Institucionalmente hablando, los guatemaltecos estamos ante un Estado fracasado, colapsado, carente de legitimidad, participación ciudadana y representatividad. La democracia no pasa de ser una democracia formal, secuestrada y, además, en manos del poder económico dominante local, las grandes transnacionales y los intereses del neoliberalismo y la globalización imperialista y neocolonizadora. Los gobernantes sólo son sus mandatarios, en una de sus más estrictas acepciones.
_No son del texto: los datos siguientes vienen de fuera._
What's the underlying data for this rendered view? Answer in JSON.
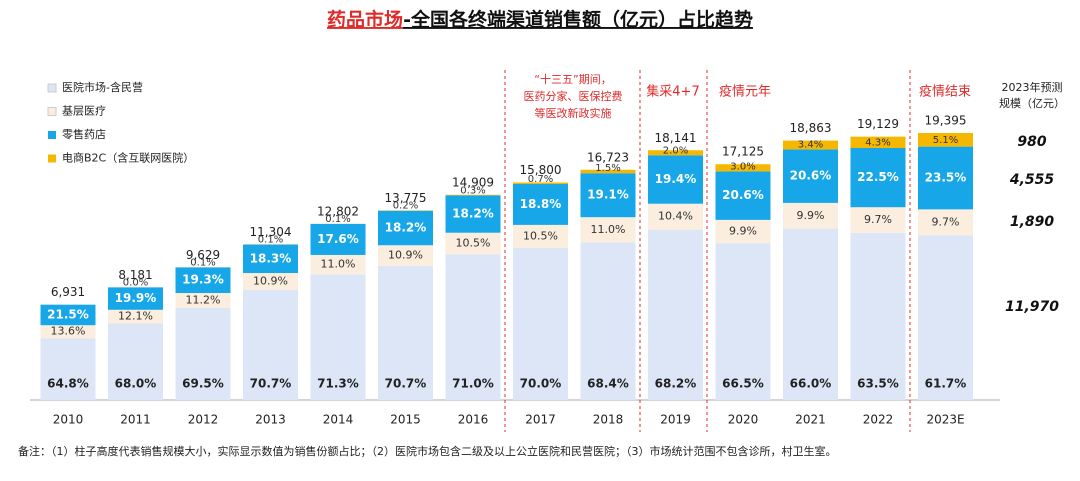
{
  "chart_data": {
    "type": "bar",
    "title_parts": [
      "药品市场",
      "-全国各终端渠道销售额（亿元）占比趋势"
    ],
    "categories": [
      "2010",
      "2011",
      "2012",
      "2013",
      "2014",
      "2015",
      "2016",
      "2017",
      "2018",
      "2019",
      "2020",
      "2021",
      "2022",
      "2023E"
    ],
    "totals": [
      6931,
      8181,
      9629,
      11304,
      12802,
      13775,
      14909,
      15800,
      16723,
      18141,
      17125,
      18863,
      19129,
      19395
    ],
    "total_labels": [
      "6,931",
      "8,181",
      "9,629",
      "11,304",
      "12,802",
      "13,775",
      "14,909",
      "15,800",
      "16,723",
      "18,141",
      "17,125",
      "18,863",
      "19,129",
      "19,395"
    ],
    "series": [
      {
        "name": "医院市场-含民营",
        "color": "#dce6f7",
        "values": [
          64.8,
          68.0,
          69.5,
          70.7,
          71.3,
          70.7,
          71.0,
          70.0,
          68.4,
          68.2,
          66.5,
          66.0,
          63.5,
          61.7
        ],
        "value_labels": [
          "64.8%",
          "68.0%",
          "69.5%",
          "70.7%",
          "71.3%",
          "70.7%",
          "71.0%",
          "70.0%",
          "68.4%",
          "68.2%",
          "66.5%",
          "66.0%",
          "63.5%",
          "61.7%"
        ]
      },
      {
        "name": "基层医疗",
        "color": "#fbeedf",
        "values": [
          13.6,
          12.1,
          11.2,
          10.9,
          11.0,
          10.9,
          10.5,
          10.5,
          11.0,
          10.4,
          9.9,
          9.9,
          9.7,
          9.7
        ],
        "value_labels": [
          "13.6%",
          "12.1%",
          "11.2%",
          "10.9%",
          "11.0%",
          "10.9%",
          "10.5%",
          "10.5%",
          "11.0%",
          "10.4%",
          "9.9%",
          "9.9%",
          "9.7%",
          "9.7%"
        ]
      },
      {
        "name": "零售药店",
        "color": "#17a7e8",
        "values": [
          21.5,
          19.9,
          19.3,
          18.3,
          17.6,
          18.2,
          18.2,
          18.8,
          19.1,
          19.4,
          20.6,
          20.6,
          22.5,
          23.5
        ],
        "value_labels": [
          "21.5%",
          "19.9%",
          "19.3%",
          "18.3%",
          "17.6%",
          "18.2%",
          "18.2%",
          "18.8%",
          "19.1%",
          "19.4%",
          "20.6%",
          "20.6%",
          "22.5%",
          "23.5%"
        ]
      },
      {
        "name": "电商B2C（含互联网医院）",
        "color": "#f5b700",
        "values": [
          null,
          0.0,
          0.1,
          0.1,
          0.1,
          0.2,
          0.3,
          0.7,
          1.5,
          2.0,
          3.0,
          3.4,
          4.3,
          5.1
        ],
        "value_labels": [
          null,
          "0.0%",
          "0.1%",
          "0.1%",
          "0.1%",
          "0.2%",
          "0.3%",
          "0.7%",
          "1.5%",
          "2.0%",
          "3.0%",
          "3.4%",
          "4.3%",
          "5.1%"
        ]
      }
    ],
    "annotations": [
      {
        "lines": [
          "“十三五”期间，",
          "医药分家、医保控费",
          "等医改新政实施"
        ]
      },
      {
        "lines": [
          "集采4+7"
        ]
      },
      {
        "lines": [
          "疫情元年"
        ]
      },
      {
        "lines": [
          "疫情结束"
        ]
      }
    ],
    "forecast": {
      "title_lines": [
        "2023年预测",
        "规模（亿元）"
      ],
      "values": [
        980,
        4555,
        1890,
        11970
      ],
      "value_labels": [
        "980",
        "4,555",
        "1,890",
        "11,970"
      ]
    },
    "footnote": "备注：（1）柱子高度代表销售规模大小，实际显示数值为销售份额占比；（2）医院市场包含二级及以上公立医院和民营医院；（3）市场统计范围不包含诊所，村卫生室。"
  }
}
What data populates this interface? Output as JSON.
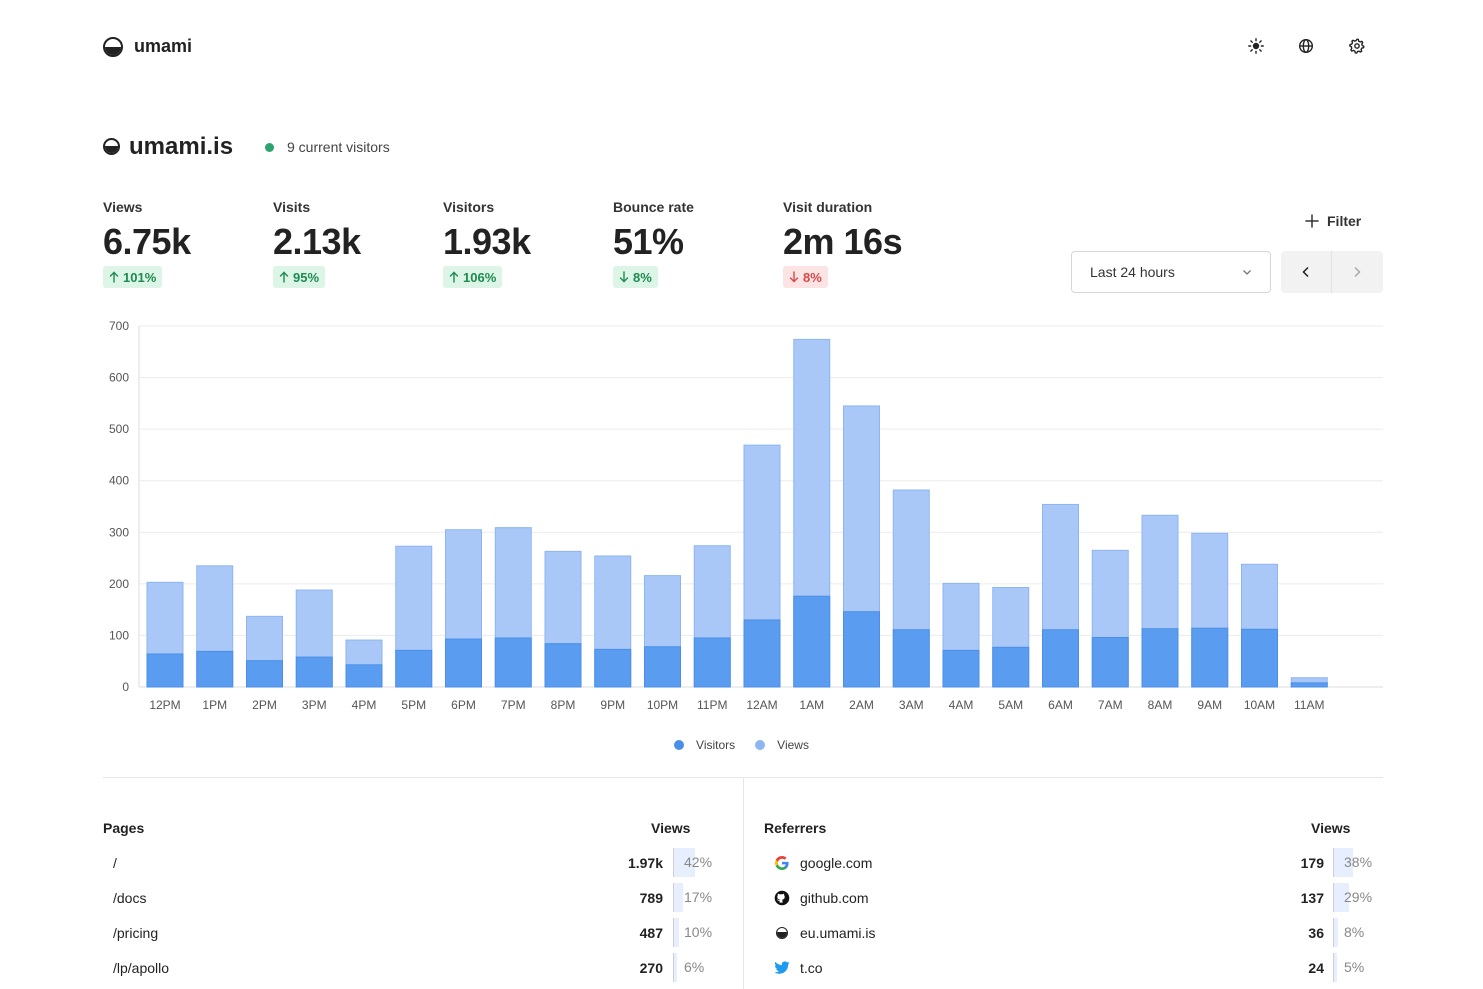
{
  "app": {
    "name": "umami"
  },
  "icons": {
    "theme": "sun-icon",
    "language": "globe-icon",
    "settings": "gear-icon"
  },
  "site": {
    "name": "umami.is",
    "live_text": "9 current visitors",
    "live_color": "#2ca46d"
  },
  "metrics": [
    {
      "label": "Views",
      "value": "6.75k",
      "change": "101%",
      "direction": "up",
      "tone": "good"
    },
    {
      "label": "Visits",
      "value": "2.13k",
      "change": "95%",
      "direction": "up",
      "tone": "good"
    },
    {
      "label": "Visitors",
      "value": "1.93k",
      "change": "106%",
      "direction": "up",
      "tone": "good"
    },
    {
      "label": "Bounce rate",
      "value": "51%",
      "change": "8%",
      "direction": "down",
      "tone": "good"
    },
    {
      "label": "Visit duration",
      "value": "2m 16s",
      "change": "8%",
      "direction": "down",
      "tone": "bad"
    }
  ],
  "controls": {
    "filter_label": "Filter",
    "date_range": "Last 24 hours"
  },
  "chart_data": {
    "type": "bar",
    "stacked": "overlay",
    "categories": [
      "12PM",
      "1PM",
      "2PM",
      "3PM",
      "4PM",
      "5PM",
      "6PM",
      "7PM",
      "8PM",
      "9PM",
      "10PM",
      "11PM",
      "12AM",
      "1AM",
      "2AM",
      "3AM",
      "4AM",
      "5AM",
      "6AM",
      "7AM",
      "8AM",
      "9AM",
      "10AM",
      "11AM"
    ],
    "series": [
      {
        "name": "Views",
        "color": "#a9c8f7",
        "values": [
          203,
          235,
          137,
          188,
          91,
          273,
          305,
          309,
          263,
          254,
          216,
          274,
          469,
          674,
          545,
          382,
          201,
          193,
          354,
          265,
          333,
          298,
          238,
          18
        ]
      },
      {
        "name": "Visitors",
        "color": "#5a9df0",
        "values": [
          64,
          69,
          51,
          58,
          43,
          71,
          93,
          95,
          84,
          73,
          78,
          95,
          130,
          176,
          146,
          111,
          71,
          77,
          111,
          96,
          113,
          114,
          112,
          8
        ]
      }
    ],
    "ylim": [
      0,
      700
    ],
    "yticks": [
      0,
      100,
      200,
      300,
      400,
      500,
      600,
      700
    ],
    "grid": true,
    "legend": "bottom-center",
    "legend_order": [
      "Visitors",
      "Views"
    ]
  },
  "pages": {
    "title": "Pages",
    "metric": "Views",
    "rows": [
      {
        "name": "/",
        "value": "1.97k",
        "pct": "42%",
        "fraction": 0.42
      },
      {
        "name": "/docs",
        "value": "789",
        "pct": "17%",
        "fraction": 0.17
      },
      {
        "name": "/pricing",
        "value": "487",
        "pct": "10%",
        "fraction": 0.1
      },
      {
        "name": "/lp/apollo",
        "value": "270",
        "pct": "6%",
        "fraction": 0.06
      }
    ]
  },
  "referrers": {
    "title": "Referrers",
    "metric": "Views",
    "rows": [
      {
        "name": "google.com",
        "icon": "google-icon",
        "value": "179",
        "pct": "38%",
        "fraction": 0.38
      },
      {
        "name": "github.com",
        "icon": "github-icon",
        "value": "137",
        "pct": "29%",
        "fraction": 0.29
      },
      {
        "name": "eu.umami.is",
        "icon": "umami-icon",
        "value": "36",
        "pct": "8%",
        "fraction": 0.08
      },
      {
        "name": "t.co",
        "icon": "twitter-icon",
        "value": "24",
        "pct": "5%",
        "fraction": 0.05
      }
    ]
  }
}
La carestía y elevados precios de los alimentos, la pobreza y el hambre que padece la mayoría de la población abandonada a su suerte, son los componentes principales de la crisis actual a lo que hay que agregar la falta de seguridad pública y ciudadana, la corrupción, el nepotismo, el narcotráfico, el crimen organizado, el lavado de dinero y la delincuencia común. Podría decirse que son la debilidad principal y el eslabón más débil del gobierno actual y que es hacia ahí a donde habría que enfilar el golpe principal de la lucha y movilización de los más amplios sectores de la población a fin de ganar a las fuerzas que es posible ganar, aislar a las que es necesario y posible aislar, y derrotar a las responsables de la gravísima situación por la que se está atravesando actualmente.
El estallido social que ya no hay quien no advierta en el horizonte y que parece que cada vez más está a la vuelta de la esquina, no puede ser repetición de lo ocurrido entre el 25 de mayo y el 1 de junio de 1993.
En las condiciones y situación en que está el país, tendría que ser el comienzo de una amplia y unitaria movilización social y popular que de paso a la construcción de un frente democrático nacional capaz de protagonizar, orientar y dirigir la lucha por los cambios de fondo que el país necesita.